Global stocks and crude oil rise

European stocks were on pace for a third day of gains on Wednesday, while oil prices rebounded on hopes that a glut in global crude markets may be easing.

Futures tied to the FTSE 100 and Dax each rose 0.3 per cent, following a positive session in Asia.

European equities have gained this week as some of the region’s major economies push ahead with plans to carefully reopen their economies following weeks of lockdown. Notably, the French government on Tuesday said its businesses would be allowed to reopen from May 11, with some exceptions.

In energy markets, US oil gauge West Texas Intermediate rose 12 per cent to $13.90 per barrel, while the less volatile Brent was up 3 per cent at $21 per barrel.

The recovery in oil prices followed a report from the American Petroleum Institute, an industry group, that US oil inventories increased by less than 10m barrels in the week ended April 24, less than forecast.

Analysts polled by Bloomberg forecast data due later on Wednesday from the US Energy Department will show US crude stocks increased 11.7m over that period, after a 15m barrel rise the previous week.

Online sales at Dixons Carphone help offset hit from store closures

Jonathan Eley in London

Dixons Carphone said its home electricals ecommerce operation has recouped two-thirds of the sales lost to stores closed in the UK, although it still does not intend to pay a dividend for the year to May.

Online sales grew 166 per cent in the UK in the five weeks to April 25, the group said in a trading update. In Greece, where stores are also closed, online sales grew almost sevenfold.

Stores in Scandinavia are still open, with the result that overall electricals sales fell by a relatively modest 3 per cent in the five-week period. That compares to 8 per cent growth in the 11 weeks to March 21, before the UK lockdown began.

Mobile phone sales are no longer disclosed on a same-store basis following the decision to close all 531 standalone Carphone Warehouse stores.

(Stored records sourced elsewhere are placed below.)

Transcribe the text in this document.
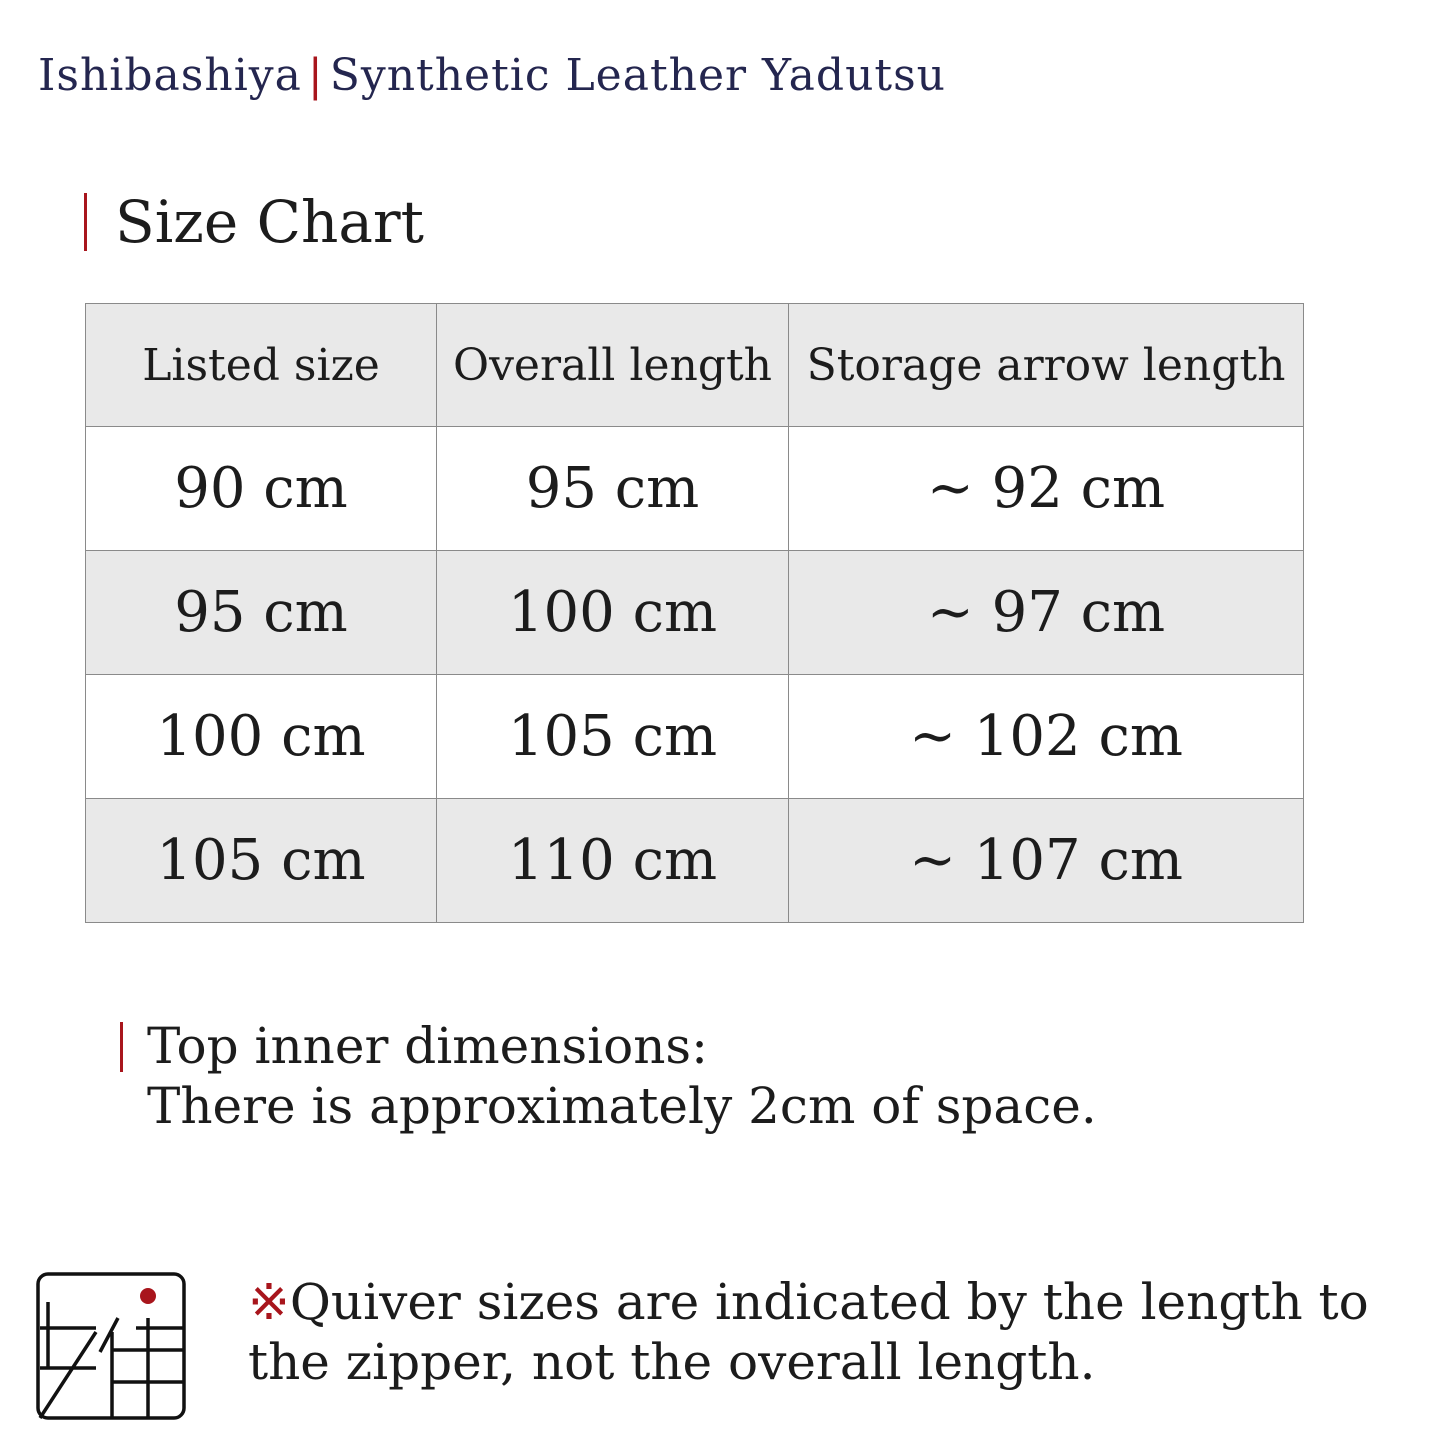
Ishibashiya | Synthetic Leather Yadutsu
Size Chart
Listed size	Overall length	Storage arrow length
90 cm	95 cm	~ 92 cm
95 cm	100 cm	~ 97 cm
100 cm	105 cm	~ 102 cm
105 cm	110 cm	~ 107 cm
Top inner dimensions:
There is approximately 2cm of space.
※Quiver sizes are indicated by the length to the zipper, not the overall length.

The group said it had secured additional lending facilities and would save money by not declaring a final dividend in respect of the year about to end. Senior management have also taken a 20 per cent pay cut and will receive no bonuses this year.

Airbus chief says coronavirus has caused ‘gravest crisis’

Airbus’s chief executive said the coronavirus pandemic had led to the “gravest crisis” the industry has known as the aircraft manufacturer reported a net loss in the first quarter.

Airbus reported a consolidated net loss of €481m, against a €40m profit for the same period a year earlier, and adjusted earnings before interest and taxes fell 49 per cent to €281m. Consolidated revenues slipped 15 per cent year on year to €10.6bn, reflecting 40 fewer aircraft delivered in the first quarter, the planemaker said.

“We saw a solid start to the year both commercially and industrially but we are quickly seeing the impact of the Covid-19 pandemic coming through in the numbers,” said chief executive Guillaume Faury. “We are now in the midst of the gravest crisis the aerospace industry has ever known.”

The manufacturer did not give new guidance because of what it described as “limited visibility”.

The global aviation industry has been particularly badly hit by the Covid-19 pandemic as travellers stay home and countries introduced strict entry restrictions, forcing airlines to ground fleets and delay or cancel orders of new aircraft.

The manufacturer reported negative cash flow of €8.03bn, which included a €3.6bn fine paid to regulators in France, the UK and the US over a bribery scheme.

This month Mr Faury told the workforce of 133,000 that the planemaker was “bleeding cash”, which threatened the existence of the company.

The manufacturer said this month it would cut aircraft production by a third, slashing production of the A320 single-aisle jet from 60 to 40 a month, reducing the output of A350s to six a month from 10 previously and produce just two A330 jets a month from expectations of 40 a year.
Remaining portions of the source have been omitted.